Verticals

The new scramble for Africa

Datacentres are popping up all over Africa, with a massive concentration at the southern tip. Where is all the growth coming from?

06 December 2021

There’s a boom going on in the datacentre business, which finally seems to have reached the shores of this continent. Datacentres are just one part of a great tide of investment washing over Africa, which has been chronically underserved by almost any kind of infrastructure, digital or otherwise. Its population is also set to double in the next 30 years or so, which means adding the population of France every two years. In this time, there will come to be at least a dozen megacities with populations of over 10 million, including probably the greater Johannesburg area, and with them, an unquenchable thirst for data. The Digital Council Africa reckons there are now 930 million cellphone users in Sub-Saharan Africa as of 2021, but that only 340 million are mobile internet users, which means that just a third have made it online. It’s thought that for the rest of the continent to be on par with South Africa, it will need in the region of 1 000MW of IT load, which will need to be spread between 700 datacentres, according to the African Data Centres Association. There is clearly a very big hole in the continent’s infrastructure fabric that needs to be filled, but there hasn’t been much interest from IT investors, until now. The trickle of data that was drip-feeding the continent will now swell to a roar as two very large sub-sea pipes are lit up. These are Google’s Equiano (150 Tbps) and the Facebook-backed 2Africa (180 Tbps). Equiano is going to be completed sooner than 2Africa, probably in the next couple of months, and Openserve will be its landing partner.
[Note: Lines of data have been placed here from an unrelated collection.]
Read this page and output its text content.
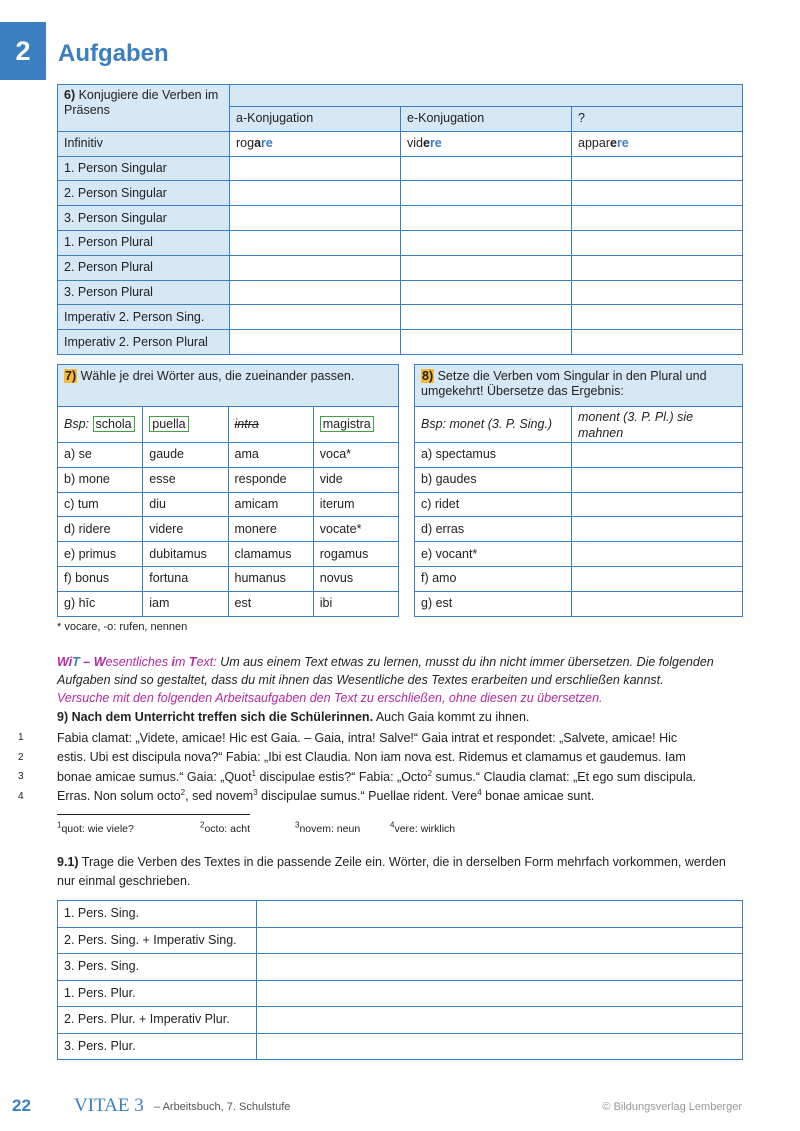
2	Aufgaben
6) Konjugiere die Verben im Präsens			
	a-Konjugation	e-Konjugation	?
Infinitiv	rogare	videre	apparere
1. Person Singular			
2. Person Singular			
3. Person Singular			
1. Person Plural			
2. Person Plural			
3. Person Plural			
Imperativ 2. Person Sing.			
Imperativ 2. Person Plural			
7) Wähle je drei Wörter aus, die zueinander passen.			
Bsp: schola	puella	intra	magistra
a) se	gaude	ama	voca*
b) mone	esse	responde	vide
c) tum	diu	amicam	iterum
d) ridere	videre	monere	vocate*
e) primus	dubitamus	clamamus	rogamus
f) bonus	fortuna	humanus	novus
g) hīc	iam	est	ibi
8) Setze die Verben vom Singular in den Plural und umgekehrt! Übersetze das Ergebnis:	
Bsp: monet (3. P. Sing.)	monent (3. P. Pl.) sie mahnen
a) spectamus	
b) gaudes	
c) ridet	
d) erras	
e) vocant*	
f) amo	
g) est	
* vocare, -o: rufen, nennen
WiT – Wesentliches im Text: Um aus einem Text etwas zu lernen, musst du ihn nicht immer übersetzen. Die folgenden
Aufgaben sind so gestaltet, dass du mit ihnen das Wesentliche des Textes erarbeiten und erschließen kannst.
Versuche mit den folgenden Arbeitsaufgaben den Text zu erschließen, ohne diesen zu übersetzen.
9) Nach dem Unterricht treffen sich die Schülerinnen. Auch Gaia kommt zu ihnen.
1	Fabia clamat: „Videte, amicae! Hic est Gaia. – Gaia, intra! Salve!“ Gaia intrat et respondet: „Salvete, amicae! Hic
2	estis. Ubi est discipula nova?“ Fabia: „Ibi est Claudia. Non iam nova est. Ridemus et clamamus et gaudemus. Iam
3	bonae amicae sumus.“ Gaia: „Quot$^1$ discipulae estis?“ Fabia: „Octo$^2$ sumus.“ Claudia clamat: „Et ego sum discipula.
4	Erras. Non solum octo$^2$, sed novem$^3$ discipulae sumus.“ Puellae rident. Vere$^4$ bonae amicae sunt.
$^1$quot: wie viele?	$^2$octo: acht	$^3$novem: neun	$^4$vere: wirklich
9.1) Trage die Verben des Textes in die passende Zeile ein. Wörter, die in derselben Form mehrfach vorkommen, werden nur einmal geschrieben.
1. Pers. Sing.	
2. Pers. Sing. + Imperativ Sing.	
3. Pers. Sing.	
1. Pers. Plur.	
2. Pers. Plur. + Imperativ Plur.	
3. Pers. Plur.	
22 VITAE 3 – Arbeitsbuch, 7. Schulstufe	© Bildungsverlag Lemberger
Another major factor has been the explosion of cloud services, and with Amazon and Microsoft both having datacentre regions in South Africa, there’s plenty of scope for growth in countries all the way up Africa. These clouds will need physical datacentre facilities, and it’s here where the founders of Teraco displayed remarkable foresight when they started the company in 2008. It has a sprawling campus in Isando in Johannesburg, which it’s added to over the years, and has two datacentres in Cape Town. It also has one in Bredell, and a smaller one in Durban.